Por mi parte, partía de una reflexión acerca de la condición humana que situaba en la encrucijada entre la literatura y la filosofía. Descubría así nuevas complejidades que se perdían en el horizonte mucho más allá de las avenidas bien rastrilladas de la filosofía escolar. Las lecturas de La náusea y luego de El muro de Sartre, de Luz de agosto de Faulkner, de La vara de Aarón de D. H. Lawrence, de Manhattan Transfer de Dos Passos, de El proceso y El castillo de Kafka y de Ulises de Joyce, por citar sólo las más cautivadoras, ponían más en tela de juicio los parámetros de nuestra sociedad que los textos de Hegel, de Kierkegaard y de Husserl. Aún más, el incomparable iniciador de la fenomenología que para mí fue, en los jardines de la calle Ulm, Maurice Merleau-Ponty nos liberaba de la abstracción y de los dogmas. Sus enseñanzas exploraban la experiencia más concreta, la del cuerpo y sus relaciones con el sentido, un gran singular frente al plural de los sentidos. Lo escuchábamos más como a un hermano mayor que compartiera con nosotros sus frágiles conquistas que como a un profesor que transmitiera un saber; al contrario que Léon Brunschvicg, cuyo prestigio se basaba en unas certezas reconfortantes.
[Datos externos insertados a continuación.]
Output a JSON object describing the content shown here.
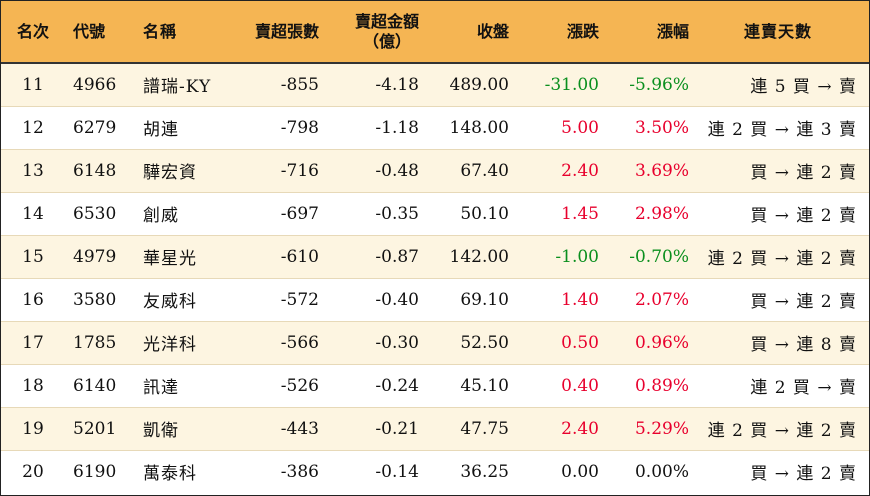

Ni mis profesores, ni mi familia, ni los entornos en los que me desenvolvía me permitían imaginar que algún día podría salir de aquella comunidad muy literaria, que se regocijaba en sus tormentos, una comunidad de exploradores de lo humano y no de constructores de lo social.
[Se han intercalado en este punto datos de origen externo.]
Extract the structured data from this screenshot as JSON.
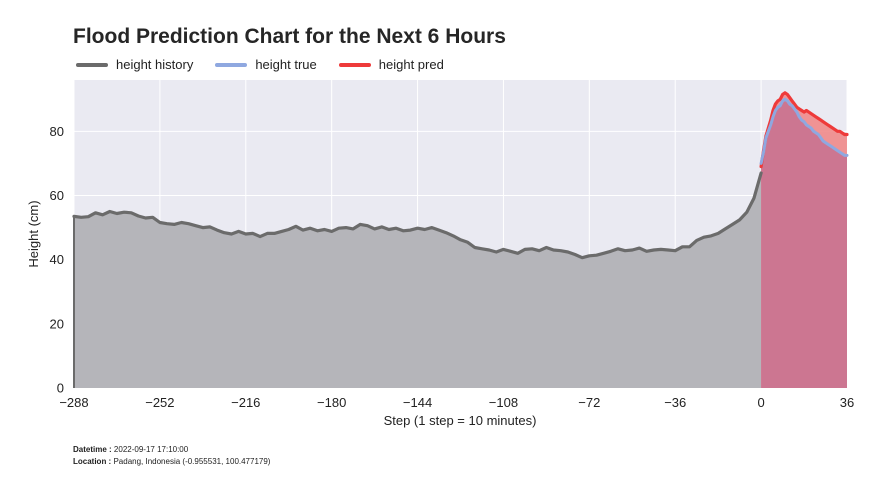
{
  "chart_data": {
    "type": "line",
    "title": "Flood Prediction Chart for the Next 6 Hours",
    "xlabel": "Step (1 step = 10 minutes)",
    "ylabel": "Height (cm)",
    "xlim": [
      -288,
      36
    ],
    "ylim": [
      0,
      96
    ],
    "xticks": [
      -288,
      -252,
      -216,
      -180,
      -144,
      -108,
      -72,
      -36,
      0,
      36
    ],
    "yticks": [
      0,
      20,
      40,
      60,
      80
    ],
    "grid": true,
    "legend_position": "top-left",
    "series": [
      {
        "name": "height history",
        "color": "#6b6b6b",
        "fill": "#b5b5ba",
        "x": [
          -288,
          -285,
          -282,
          -279,
          -276,
          -273,
          -270,
          -267,
          -264,
          -261,
          -258,
          -255,
          -252,
          -249,
          -246,
          -243,
          -240,
          -237,
          -234,
          -231,
          -228,
          -225,
          -222,
          -219,
          -216,
          -213,
          -210,
          -207,
          -204,
          -201,
          -198,
          -195,
          -192,
          -189,
          -186,
          -183,
          -180,
          -177,
          -174,
          -171,
          -168,
          -165,
          -162,
          -159,
          -156,
          -153,
          -150,
          -147,
          -144,
          -141,
          -138,
          -135,
          -132,
          -129,
          -126,
          -123,
          -120,
          -117,
          -114,
          -111,
          -108,
          -105,
          -102,
          -99,
          -96,
          -93,
          -90,
          -87,
          -84,
          -81,
          -78,
          -75,
          -72,
          -69,
          -66,
          -63,
          -60,
          -57,
          -54,
          -51,
          -48,
          -45,
          -42,
          -39,
          -36,
          -33,
          -30,
          -27,
          -24,
          -21,
          -18,
          -15,
          -12,
          -9,
          -6,
          -3,
          0
        ],
        "values": [
          53.5,
          53.2,
          53.4,
          54.6,
          54.0,
          55.0,
          54.4,
          54.8,
          54.6,
          53.6,
          53.0,
          53.2,
          51.6,
          51.2,
          51.0,
          51.6,
          51.2,
          50.6,
          50.0,
          50.2,
          49.2,
          48.4,
          48.0,
          48.8,
          48.0,
          48.2,
          47.2,
          48.2,
          48.2,
          48.8,
          49.4,
          50.4,
          49.2,
          49.8,
          49.0,
          49.4,
          48.8,
          49.8,
          50.0,
          49.6,
          51.0,
          50.6,
          49.6,
          50.2,
          49.4,
          49.8,
          49.0,
          49.2,
          49.8,
          49.4,
          50.0,
          49.2,
          48.4,
          47.4,
          46.2,
          45.4,
          43.8,
          43.4,
          43.0,
          42.4,
          43.2,
          42.6,
          42.0,
          43.2,
          43.4,
          42.8,
          43.8,
          43.0,
          42.8,
          42.4,
          41.6,
          40.6,
          41.2,
          41.4,
          42.0,
          42.6,
          43.4,
          42.8,
          43.0,
          43.6,
          42.6,
          43.0,
          43.2,
          43.0,
          42.8,
          44.0,
          44.0,
          46.0,
          47.0,
          47.4,
          48.2,
          49.6,
          51.0,
          52.4,
          54.8,
          59.2,
          67.0
        ]
      },
      {
        "name": "height true",
        "color": "#8fa8e0",
        "fill": "#c97490",
        "x": [
          0,
          1,
          2,
          3,
          4,
          5,
          6,
          7,
          8,
          9,
          10,
          11,
          12,
          13,
          14,
          15,
          16,
          17,
          18,
          19,
          20,
          21,
          22,
          23,
          24,
          25,
          26,
          27,
          28,
          29,
          30,
          31,
          32,
          33,
          34,
          35,
          36
        ],
        "values": [
          70.0,
          73.5,
          78.0,
          80.0,
          82.0,
          84.5,
          86.5,
          87.5,
          88.0,
          89.5,
          90.0,
          89.5,
          88.5,
          88.0,
          87.0,
          86.0,
          84.5,
          83.5,
          83.0,
          82.0,
          81.5,
          81.0,
          80.0,
          79.5,
          79.0,
          78.0,
          77.0,
          76.5,
          76.0,
          75.5,
          75.0,
          74.5,
          74.0,
          73.5,
          73.0,
          72.5,
          72.5
        ]
      },
      {
        "name": "height pred",
        "color": "#ee3a3a",
        "fill": "#f08a8a",
        "x": [
          0,
          1,
          2,
          3,
          4,
          5,
          6,
          7,
          8,
          9,
          10,
          11,
          12,
          13,
          14,
          15,
          16,
          17,
          18,
          19,
          20,
          21,
          22,
          23,
          24,
          25,
          26,
          27,
          28,
          29,
          30,
          31,
          32,
          33,
          34,
          35,
          36
        ],
        "values": [
          69.0,
          74.0,
          78.5,
          81.0,
          83.5,
          86.5,
          88.5,
          89.5,
          90.0,
          91.5,
          92.0,
          91.5,
          90.5,
          89.5,
          88.5,
          87.5,
          87.0,
          86.5,
          86.0,
          86.5,
          86.0,
          85.5,
          85.0,
          84.5,
          84.0,
          83.5,
          83.0,
          82.5,
          82.0,
          81.5,
          81.0,
          80.5,
          80.0,
          80.0,
          79.5,
          79.0,
          79.0
        ]
      }
    ]
  },
  "footer": {
    "datetime_label": "Datetime :",
    "datetime_value": "2022-09-17 17:10:00",
    "location_label": "Location :",
    "location_value": "Padang, Indonesia (-0.955531, 100.477179)"
  }
}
Durante ese tiempo, el contexto histórico evolucionaba a grandes pasos sin que yo percibiera las amenazas que se cernían. Gracias al padre de Vitia había conocido a republicanos españoles exiliados que reprochaban la debilidad de las democracias occidentales. A pesar de criticar la política de no intervención del Frente Popular, me parecía que la crisis económica, que para nosotros era la causa del ascenso de los fascismos, podía ser superada. Franklin Roosevelt había sabido contenerla. Había que imitarlo. Francia, Inglaterra y la Unión Soviética debían mostrar su potencia y los regímenes autoritarios se desmoronarían.
Recuerdo una de mis últimas conversaciones con Jeanne, que iba a reunirse con su hermana en California unas semanas más tarde. Fui a buscarla, como tantas otras veces, a la salida de su oficina en la calle Saint-Florentin, para dar un breve paseo por el jardín de las Tullerías y detenernos en la terraza de un café de la calle Royale. Los diarios vespertinos anunciaron aquel día los acuerdos de Múnich. Le hice saber mi alegría: acabábamos de evitar una guerra, esa forma absurda de resolver un conflicto. Ella, menos inocente que yo, temía que el cobarde abandono de Praga animaría a Hitler a llevar más lejos sus audacias. No me fue difícil demostrarle que lo haríamos entrar en razón cortándole los víveres y deshonrándolo ante su propio pueblo. Venceríamos porque éramos los más fuertes.